Was war eure Kritik?

Besetzung des Grünen-Büros


Rückseite des KBW-Hauses 1989

Auszüge aus der Erklärung zur Besetzung des Grünen-Büros in Frankfurt, während des Hungerstreiks der Gefangenen aus der RAF und dem Widerstand ab Februar 1989:

Wir sind heute in das Grünenbüro im ehemaligen KBW-Haus gegangen und richten dort ein Zentrum zum Hungerstreik der Gefangenen aus RAF und Widerstand ein.

Wir bauen das Aktionszentrum mit Büro, Ermittlungsausschuß, Infoladen und Volksküche auf, um dort jederzeit erreichbar zu sein und um dort Plenas und Treffen zu verschiedensten Initiativen zu organisieren.
Wir wollen das verbinden: zum Hungerstreik der politischen Gefangenen und zum Kampf für die Durchsetzung der Zusammenlegung die notwendige Öffentlichkeit schaffen, als Anlaufstelle für alle Menschen und Gruppen, die den Kampf zu ihrem machen, als Raum, um zu diskutieren und zu entwickeln - um damit unsere Situation in der Stadt und der Region zu verändern, d.h. radikaler Opposition und revolutionärem Widerstand den materiellen und politischen Raum zum Handeln zu schaffen, den wir schon lange brauchen.
...Wir sind im ehemaligen KBW-Haus, weil es früher ein Zentrum linksradikaler Politik war und heute von verschiedensten alternativen Projekten und Gruppen genutzt wird.
Wir sind zu den Grünen, weil sie behaupten, sich für die staatsapologetische Politik (Dialog und Befriedung, Gestaltung des Knastneubau-Programms in Hessen und Zustimmung zur Anschaffung neuer Polizeiwaffen, Wasserwerfer usw.) einzusetzen, Teil der staatlichen Macht sind, die den Gefangenen und uns gegenübersteht.

: Der hauptsächliche Dissens von uns aus war nicht in der Frage, ob es richtig war den Hungerstreik abzubrechen, sondern zu den Begründungen und Rechtfertigungen.

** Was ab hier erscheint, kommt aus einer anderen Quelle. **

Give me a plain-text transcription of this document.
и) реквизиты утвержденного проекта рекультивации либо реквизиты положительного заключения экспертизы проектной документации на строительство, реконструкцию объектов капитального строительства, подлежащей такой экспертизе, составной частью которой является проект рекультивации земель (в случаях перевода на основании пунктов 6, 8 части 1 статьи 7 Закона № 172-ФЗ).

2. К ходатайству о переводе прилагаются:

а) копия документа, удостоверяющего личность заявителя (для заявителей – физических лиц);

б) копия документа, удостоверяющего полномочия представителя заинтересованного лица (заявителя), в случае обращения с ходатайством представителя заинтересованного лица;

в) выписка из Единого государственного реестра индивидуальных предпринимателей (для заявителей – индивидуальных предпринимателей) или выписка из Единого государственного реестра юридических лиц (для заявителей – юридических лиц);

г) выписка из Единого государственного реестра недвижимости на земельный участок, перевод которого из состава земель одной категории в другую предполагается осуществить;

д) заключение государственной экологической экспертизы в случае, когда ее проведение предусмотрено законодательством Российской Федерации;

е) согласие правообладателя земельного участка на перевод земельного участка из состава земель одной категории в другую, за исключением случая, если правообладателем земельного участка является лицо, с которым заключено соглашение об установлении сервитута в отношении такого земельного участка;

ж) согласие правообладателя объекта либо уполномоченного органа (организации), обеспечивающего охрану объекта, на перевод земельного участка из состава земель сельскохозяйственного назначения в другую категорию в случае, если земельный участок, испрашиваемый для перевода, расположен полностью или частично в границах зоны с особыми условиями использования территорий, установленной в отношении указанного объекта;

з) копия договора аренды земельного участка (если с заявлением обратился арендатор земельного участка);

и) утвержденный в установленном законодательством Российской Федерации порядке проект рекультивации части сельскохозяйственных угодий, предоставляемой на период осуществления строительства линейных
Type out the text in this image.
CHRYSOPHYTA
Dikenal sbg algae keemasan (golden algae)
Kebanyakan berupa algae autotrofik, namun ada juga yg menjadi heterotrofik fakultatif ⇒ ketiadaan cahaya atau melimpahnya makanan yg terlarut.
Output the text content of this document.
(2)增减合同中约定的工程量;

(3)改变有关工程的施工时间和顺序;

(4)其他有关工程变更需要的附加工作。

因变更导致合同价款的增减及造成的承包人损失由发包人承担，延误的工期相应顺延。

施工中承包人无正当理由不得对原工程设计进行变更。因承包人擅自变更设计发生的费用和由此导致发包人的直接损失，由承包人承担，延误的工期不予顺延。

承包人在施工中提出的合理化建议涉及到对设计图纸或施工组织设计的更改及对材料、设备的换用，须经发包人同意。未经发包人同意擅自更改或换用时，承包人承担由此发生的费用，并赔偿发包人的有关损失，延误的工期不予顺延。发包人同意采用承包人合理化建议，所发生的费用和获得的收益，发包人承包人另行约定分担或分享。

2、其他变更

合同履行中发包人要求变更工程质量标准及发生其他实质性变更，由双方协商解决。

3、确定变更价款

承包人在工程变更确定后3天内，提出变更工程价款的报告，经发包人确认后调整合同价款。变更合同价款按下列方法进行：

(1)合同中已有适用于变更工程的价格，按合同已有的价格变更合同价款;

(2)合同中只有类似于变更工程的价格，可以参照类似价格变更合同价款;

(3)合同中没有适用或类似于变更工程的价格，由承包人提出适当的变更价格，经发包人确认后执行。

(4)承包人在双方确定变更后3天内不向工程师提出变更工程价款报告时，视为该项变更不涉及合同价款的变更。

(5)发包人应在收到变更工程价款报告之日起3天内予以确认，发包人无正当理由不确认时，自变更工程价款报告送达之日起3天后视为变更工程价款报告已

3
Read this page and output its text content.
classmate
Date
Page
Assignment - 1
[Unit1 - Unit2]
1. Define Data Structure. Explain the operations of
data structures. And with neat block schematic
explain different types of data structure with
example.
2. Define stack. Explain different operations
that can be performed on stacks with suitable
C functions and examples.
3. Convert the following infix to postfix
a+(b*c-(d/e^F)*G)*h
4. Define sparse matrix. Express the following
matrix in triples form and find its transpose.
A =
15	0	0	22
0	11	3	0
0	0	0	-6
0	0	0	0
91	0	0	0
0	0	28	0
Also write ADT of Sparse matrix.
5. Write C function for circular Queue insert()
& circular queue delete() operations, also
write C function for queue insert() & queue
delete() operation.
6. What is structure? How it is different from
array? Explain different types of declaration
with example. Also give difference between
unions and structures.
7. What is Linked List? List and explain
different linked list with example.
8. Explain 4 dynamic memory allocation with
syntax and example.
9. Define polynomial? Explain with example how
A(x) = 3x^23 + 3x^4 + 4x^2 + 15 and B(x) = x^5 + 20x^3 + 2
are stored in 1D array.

Da wurde eine Einschätzung der politischen und sozialen Situation in diesem Land und international deutlich, die mit unserer überhaupt nicht zusammenpaßte. Ein Beispiel: während von den Gefangenen und dem mit ihnen konform gehenden Spektrum von einem Durchbruch zu neuen demokratischen Verhältnissen in Deutschland gesprochen wurde, begriffen wir die Situation als einen Zusammenbruch linker und linksradikaler Perspektiven und Vorstellungen. Wir sahen die Kraft nicht, die da angeblich entstanden ist. Deswegen sagten wir, es geht gerade darum diese Kraft aufzubauen.
Selbstverständlich war es in der damaligen Mobilisierung gelungen über das linksradikale Spektrum hinaus, Unterstützung für die Gefangenen zu erreichen. Wir sahen das aber nicht als Ausdruck einer realen gesellschaftlichen Veränderung, sondern als Ergebnis eines Desintegrationsprozesses der Linken: mobilisiert waren nicht Gruppen oder Spektren, sondern Einzelne aus ihnen. Wir konnten auch die Einschätzung nicht teilen, daß diese stellvertretend zu sehen seien.
Das andere war die reale politische Entwicklung in Deutschland, in der wir hauptsächlich den Rechtsruck sahen. Die Entwicklung zum Herbst 1989 hin, Mauerfall und Zusammenbruch der DDR sahen wir natürlich auch nicht voraus, aber für uns fing der „Durchmarsch reaktionärer Politik“ nicht erst da an. Daß es alles andere als eine „Linkswendung“ war, konnte man auch vorher schon sehen. Gut, unsere Auseinandersetzung mit der Politik der 80er-Jahre drehte sich damals auch schon um den Punkt, daß wir die objekte Reaktion auf die „Wende von 1982“ erkannten, zu der die subjektiv erfahrene Aufbruchstimmung konträr stand. Dieser Widerspruch hat sich 1989 dann als riesiges Dilemma herausgestellt.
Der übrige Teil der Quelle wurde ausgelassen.